INVESTIGAÇÃO FINANCEIRA

Procuradoria-Geral da República rejeita segunda proposta de delação de banqueiro Daniel Vorcaro

Prédio da Procuradoria-Geral da República (PGR) em Brasília.
Procuradoria-Geral da República (PGR) em Brasília.

A segunda tentativa de acordo de colaboração do investigado Daniel Vorcaro não foi aceita pela PGR, mantendo-o preso.

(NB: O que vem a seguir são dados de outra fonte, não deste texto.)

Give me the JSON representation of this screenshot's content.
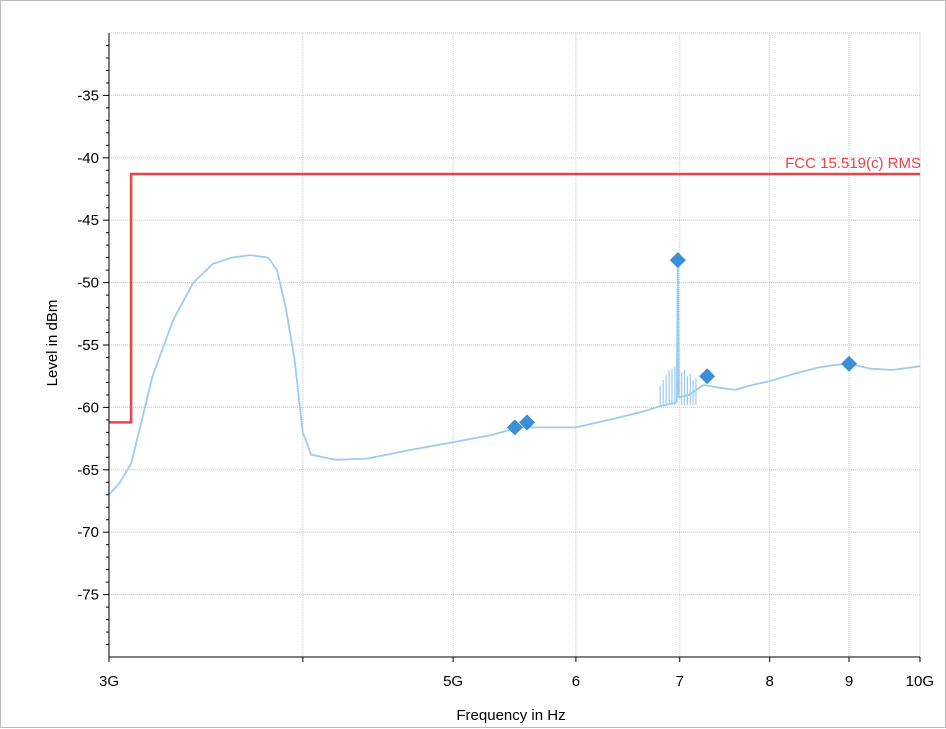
{
  "chart_data": {
    "type": "line",
    "title": "",
    "xlabel": "Frequency in Hz",
    "ylabel": "Level in dBm",
    "x_scale": "log",
    "xlim": [
      3000000000,
      10000000000
    ],
    "ylim": [
      -80,
      -30
    ],
    "grid": true,
    "x_ticks": [
      {
        "value": 3000000000,
        "label": "3G"
      },
      {
        "value": 5000000000,
        "label": "5G"
      },
      {
        "value": 6000000000,
        "label": "6"
      },
      {
        "value": 7000000000,
        "label": "7"
      },
      {
        "value": 8000000000,
        "label": "8"
      },
      {
        "value": 9000000000,
        "label": "9"
      },
      {
        "value": 10000000000,
        "label": "10G"
      }
    ],
    "x_grid_values": [
      3000000000,
      4000000000,
      5000000000,
      6000000000,
      7000000000,
      8000000000,
      9000000000,
      10000000000
    ],
    "y_ticks": [
      {
        "value": -35,
        "label": "-35"
      },
      {
        "value": -40,
        "label": "-40"
      },
      {
        "value": -45,
        "label": "-45"
      },
      {
        "value": -50,
        "label": "-50"
      },
      {
        "value": -55,
        "label": "-55"
      },
      {
        "value": -60,
        "label": "-60"
      },
      {
        "value": -65,
        "label": "-65"
      },
      {
        "value": -70,
        "label": "-70"
      },
      {
        "value": -75,
        "label": "-75"
      }
    ],
    "y_grid_values": [
      -30,
      -35,
      -40,
      -45,
      -50,
      -55,
      -60,
      -65,
      -70,
      -75
    ],
    "limit_line": {
      "name": "FCC 15.519(c) RMS",
      "color": "#e8434b",
      "points": [
        [
          3000000000,
          -61.2
        ],
        [
          3100000000,
          -61.2
        ],
        [
          3100000000,
          -41.3
        ],
        [
          10000000000,
          -41.3
        ]
      ]
    },
    "series": [
      {
        "color": "#9ccbf0",
        "points": [
          [
            3000000000,
            -67.0
          ],
          [
            3050000000,
            -66.0
          ],
          [
            3100000000,
            -64.5
          ],
          [
            3150000000,
            -61.0
          ],
          [
            3200000000,
            -57.5
          ],
          [
            3300000000,
            -53.0
          ],
          [
            3400000000,
            -50.0
          ],
          [
            3500000000,
            -48.5
          ],
          [
            3600000000,
            -48.0
          ],
          [
            3700000000,
            -47.8
          ],
          [
            3800000000,
            -48.0
          ],
          [
            3850000000,
            -49.0
          ],
          [
            3900000000,
            -52.0
          ],
          [
            3950000000,
            -56.0
          ],
          [
            4000000000,
            -62.0
          ],
          [
            4050000000,
            -63.8
          ],
          [
            4200000000,
            -64.2
          ],
          [
            4400000000,
            -64.1
          ],
          [
            4700000000,
            -63.4
          ],
          [
            5000000000,
            -62.8
          ],
          [
            5300000000,
            -62.2
          ],
          [
            5500000000,
            -61.6
          ],
          [
            5700000000,
            -61.6
          ],
          [
            6000000000,
            -61.6
          ],
          [
            6300000000,
            -61.0
          ],
          [
            6600000000,
            -60.4
          ],
          [
            6800000000,
            -59.9
          ],
          [
            6970000000,
            -59.6
          ],
          [
            6980000000,
            -48.2
          ],
          [
            6990000000,
            -59.2
          ],
          [
            7100000000,
            -59.0
          ],
          [
            7250000000,
            -58.2
          ],
          [
            7400000000,
            -58.4
          ],
          [
            7600000000,
            -58.6
          ],
          [
            7800000000,
            -58.2
          ],
          [
            8000000000,
            -57.9
          ],
          [
            8300000000,
            -57.3
          ],
          [
            8600000000,
            -56.8
          ],
          [
            8800000000,
            -56.6
          ],
          [
            9000000000,
            -56.5
          ],
          [
            9300000000,
            -56.9
          ],
          [
            9600000000,
            -57.0
          ],
          [
            10000000000,
            -56.7
          ]
        ]
      }
    ],
    "spurs": {
      "color": "#9ccbf0",
      "base": -59.8,
      "points": [
        [
          6800000000,
          -58.3
        ],
        [
          6830000000,
          -57.8
        ],
        [
          6860000000,
          -57.4
        ],
        [
          6890000000,
          -57.0
        ],
        [
          6920000000,
          -56.9
        ],
        [
          6950000000,
          -56.7
        ],
        [
          7020000000,
          -57.2
        ],
        [
          7050000000,
          -57.0
        ],
        [
          7080000000,
          -57.5
        ],
        [
          7110000000,
          -57.3
        ],
        [
          7140000000,
          -57.8
        ],
        [
          7170000000,
          -57.6
        ]
      ]
    },
    "markers": {
      "color": "#3a8fd8",
      "points": [
        [
          5480000000,
          -61.6
        ],
        [
          5580000000,
          -61.2
        ],
        [
          6980000000,
          -48.2
        ],
        [
          7290000000,
          -57.5
        ],
        [
          9000000000,
          -56.5
        ]
      ]
    },
    "colors": {
      "grid": "#c8c8c8",
      "axis": "#000000"
    }
  }
}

A Procuradoria-Geral da República (PGR) tomou a decisão de rejeitar a segunda proposta de delação premiada apresentada pelo banqueiro Daniel Vorcaro. A negativa, comunicada nesta terça-feira, 16/06/2026, encerra a segunda tentativa do investigado de firmar um acordo de colaboração e manter a esperança de flexibilizar sua situação judicial. A medida impacta diretamente a vida de Vorcaro, que permanece detido enquanto prosseguem as investigações sobre fraudes financeiras.

A decisão da PGR, órgão responsável pela condução de investigações criminais em âmbito federal, foi formalizada e já chegou ao conhecimento do ministro André Mendonça, do Supremo Tribunal Federal (STF). Ele é o relator das apurações que envolvem Daniel Vorcaro e que tramitam no STF.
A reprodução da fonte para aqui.